Saat kita mengalami luka, tubuh akan menanggapinya dengan mengirimkan sel imun untuk menghentikan dan memperbaiki kerusakan yang ditimbulkan. Jika tidak, maka kerusakan, baik pada jaringan maupun organ, akan semakin meluas dan berbahaya, bahkan bisa berujung pada kematian.
Dalam hal ini, kecepatan pergerakan sel imun menjadi faktor penentu. Namun di sisi lain, tubuh kita merupakan struktur kompleks yang tersusun dari beragam sel dan matriks ekstraseluler.
Bayangkan labirin dengan berbagai ukuran dinding dan celah yang berbeda. Hal ini tentunya menjadi rintangan bagi sel imun untuk dapat leluasa bergerak menembus jalur yang diperlukan untuk sampai pada area luka. Lantas, bagaimana cara sel imun agar dapat terhindar dari “kemacetan” di dalam tubuh?
Ternyata, sel imun dapat memeriksa keberadaan rintangan sebelum memilih jalur terbaik untuk dilewati. Proses ini dilakukan dengan membentuk beberapa tonjolan sitoplasma yang berperan sebagai pengukur diameter jalur potensial.
Pengukuran ini memberikan informasi mengenai jalur mana yang paling lebar diantara pilihan yang tersedia.

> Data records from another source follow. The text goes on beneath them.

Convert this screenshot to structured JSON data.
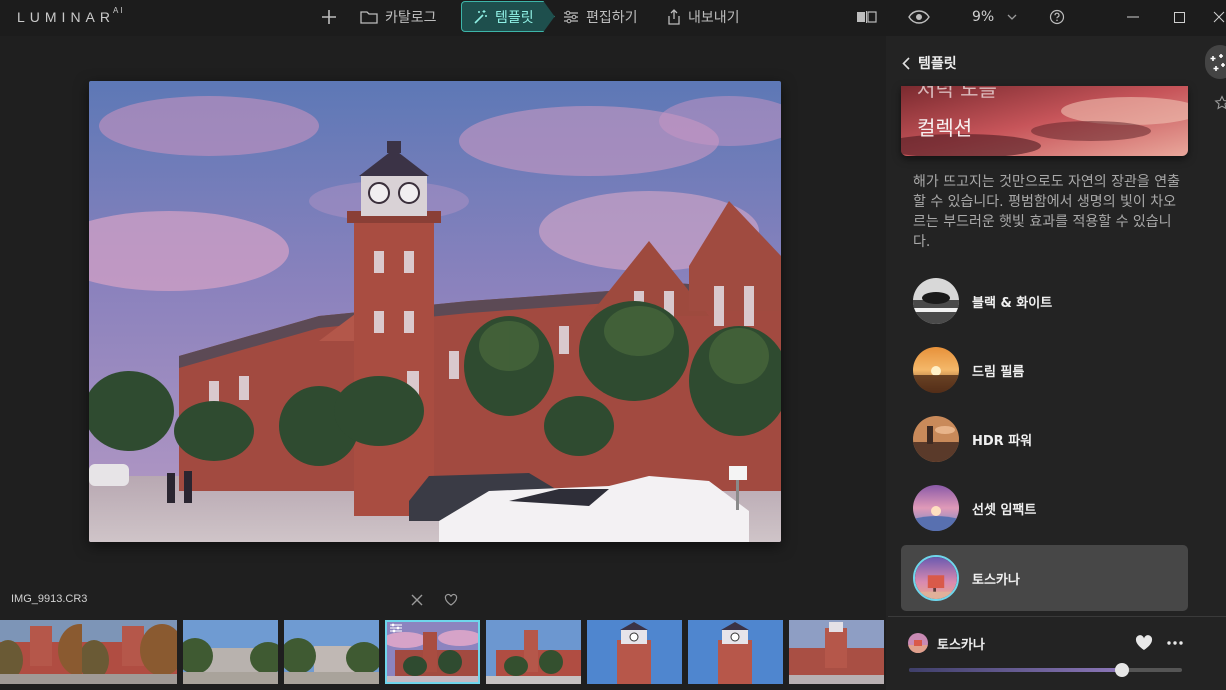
{
  "app": {
    "logo": "LUMINAR",
    "logo_sup": "AI"
  },
  "toolbar": {
    "catalog": "카탈로그",
    "templates": "템플릿",
    "edit": "편집하기",
    "export": "내보내기",
    "zoom": "9%"
  },
  "filmstrip": {
    "filename": "IMG_9913.CR3",
    "selected_index": 4,
    "thumb_count": 9
  },
  "panel": {
    "back_label": "템플릿",
    "collection_title_line1": "저녁 노을",
    "collection_title_line2": "컬렉션",
    "description": "해가 뜨고지는 것만으로도 자연의 장관을 연출할 수 있습니다. 평범함에서 생명의 빛이 차오르는 부드러운 햇빛 효과를 적용할 수 있습니다.",
    "presets": [
      {
        "label": "블랙 & 화이트"
      },
      {
        "label": "드림 필름"
      },
      {
        "label": "HDR 파워"
      },
      {
        "label": "선셋 임팩트"
      },
      {
        "label": "토스카나"
      }
    ],
    "active_preset": "토스카나",
    "amount_fraction": 0.78
  },
  "colors": {
    "accent": "#6fd6ec",
    "template_tab": "#1e4f4d"
  }
}
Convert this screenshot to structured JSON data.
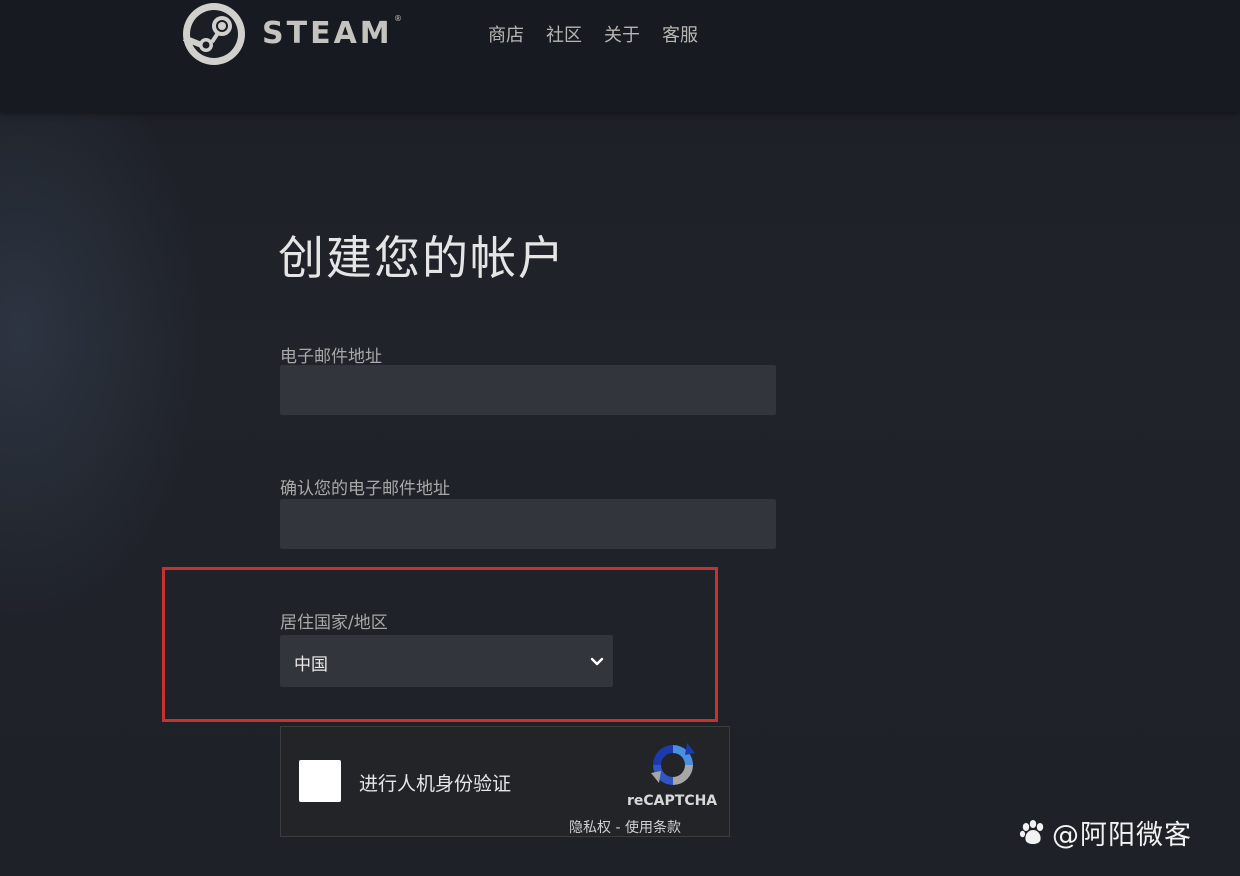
{
  "header": {
    "brand": "STEAM",
    "trademark": "®",
    "nav": [
      "商店",
      "社区",
      "关于",
      "客服"
    ]
  },
  "form": {
    "title": "创建您的帐户",
    "email_label": "电子邮件地址",
    "email_value": "",
    "confirm_email_label": "确认您的电子邮件地址",
    "confirm_email_value": "",
    "country_label": "居住国家/地区",
    "country_value": "中国"
  },
  "captcha": {
    "label": "进行人机身份验证",
    "brand": "reCAPTCHA",
    "privacy": "隐私权",
    "separator": " - ",
    "terms": "使用条款",
    "checked": false
  },
  "watermark": {
    "text": "@阿阳微客",
    "icon": "paw-icon"
  },
  "colors": {
    "highlight": "#c6332e",
    "input_bg": "#32353c",
    "header_bg": "#171a21"
  }
}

Lalu, sel akan mencoba untuk memosisikan nukleus di depan agar dapat menembus jalur tersebut.
Jika nukleus, yang merupakan bagian sel paling padat, dapat lewat dengan lancar, maka bagian sel lain tidak akan mengalami kendala yang berarti. Proses ini juga menjamin bahwa nukleus tidak mengalami kerusakan saat sel bergerak.
Setelah sel memutuskan jalur mana yang akan dilewati, tonjolan sitoplasma yang tertinggal di jalur lain akan ditarik menggunakan sitoskeleton (kerangka sel) yang tersusun dari mikrotubulus.
Hasil penelitian ini memberikan pengetahuan baru mengenai bagaimana mekanisme sel bergerak. Sebelumnya, diketahui bahwa sel dapat mendeteksi perbedaan konsentrasi senyawa kimia tertentu dalam tubuh dan menggunakannya sebagai alat navigasi via kemotaksis. Namun, mekanisme penentuan jalur sel belum banyak diketahui.
Dengan adanya informasi ini, diharapkan kita dapat memahami pergerakan sel kanker, yang juga memiliki pola pergerakan serupa untuk dapat bermigrasi ke lokasi lain dalam tubuh, sehingga penyebarannya dapat dicegah. Penelitian ini dipublikasikan di jurnal Nature.